Giotto in Jaffa | Custodia Terrae Sanctae

Giotto in Jaffa

Giotto has returned to Tel Aviv, but this time to the southern part of the city, to Jaffa to be exact, as a guest of the Academic College of Tel Aviv-Yaffo until 28th October and perhaps longer. Naturally we are talking about the model in scale 1:4 of the 14th century Chapel of the Scrovegnis of Padua, with the famous cycle of frescoes painted by Giotto.

The model was conceived and made as an instrument to promote Padua and the Veneto region in Italy and abroad by the local council, the provincial council and other institutions of Padua; since 1993, it has practically gone around the world.
In 2008, Padua City Council gave it to the Custody of the Holy Land, also because all the events of the life of Jesus shown by Giotto are set in an imaginary Holy Land.

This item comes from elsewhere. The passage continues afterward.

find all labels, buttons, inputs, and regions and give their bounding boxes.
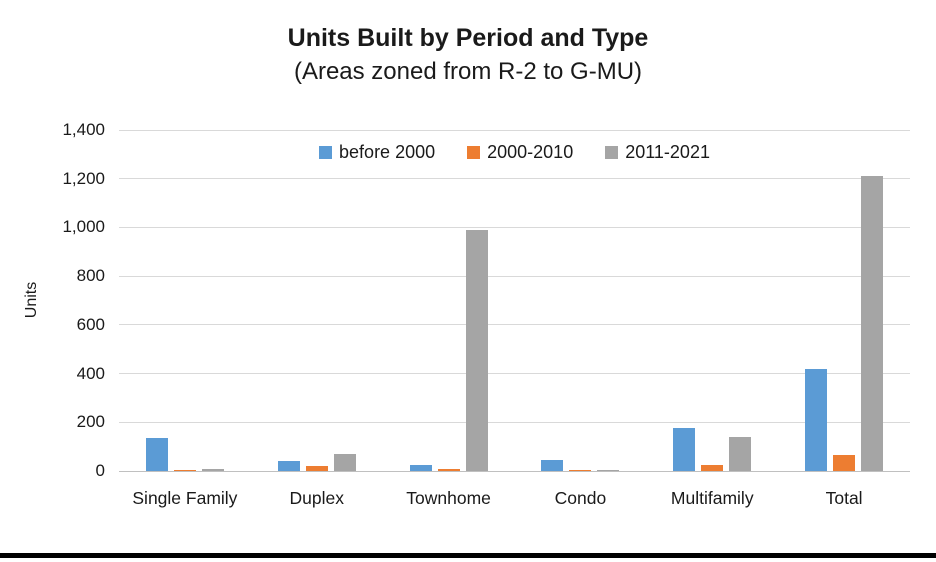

The exhibition has already been held in Jerusalem, where it was an outstanding success, particular in Jewish circles and last November thousands of visitors were able to visit it for two months at the Erez Museum in Tel Aviv. Dozens of groups of Israeli tourists with their guides and teachers with their classes found it very interesting to learn the story of salvation according to the Gospel account and the Christian point of view through the fresco: this way Giotto’s art once again fulfilled its original teaching function as an instrument of evangelization.

The exhibition received the same enthusiastic participation in Jaffa on Wednesday 13th October during the official inauguration which, according to local custom, was held a few days after the opening.

The main creators and executors of the initiative, Father Arturo Vasaturo and the engineer Mr. Ettore Soranzo for the Custody of the Holy Land, were present, as were Dror Amir, Executive Director of the Academic College of Tel Aviv-Yaffo, and many others, including Father Apollinare Szwed, superior of the Convent of St. Peter in Jaffa, in charge of the Hebrew-speaking Catholic community and Father Peter Ashton.

In addition to the visit of Giotto’s chapel, about three hundred people listened to the lecture on Giotto by Dr. David Graves in the auditorium of the university college. Graves upholds the theory that sees Giotto as a bridge towards the Renaissance, not only for this first exercises of perspective. but above all for the changeover from an art which has the ideal as its object, to an art which aimed to imitate nature.

The introduction to all the attendees was made by Professor Israel Zang, President of the Academic College of Tel Aviv-Yaffo, who recalled the particular atmosphere of Jaffa where this academic institution operates: a society where Muslims, Christians and Jews live together in peace.

The organization of the evening was perfect down to every detail, with personalized signs, the presence of the media, the Israeli and Italian flags as well as that of the Custody of the Holy Land and, of course, the buffet, which preceded the inauguration instead of concluding it (and without anyone disappearing after eating: another sign of sincere interest).

One curious detail, but which could also be significant: the background music to the exhibition was not chosen from the repertoire of sacred music, but was a CD of operatic arias sung by Pavarotti, as though the mark of Italianness of Giotto, Pavarotti and Verdi prevailed over that of Christianity.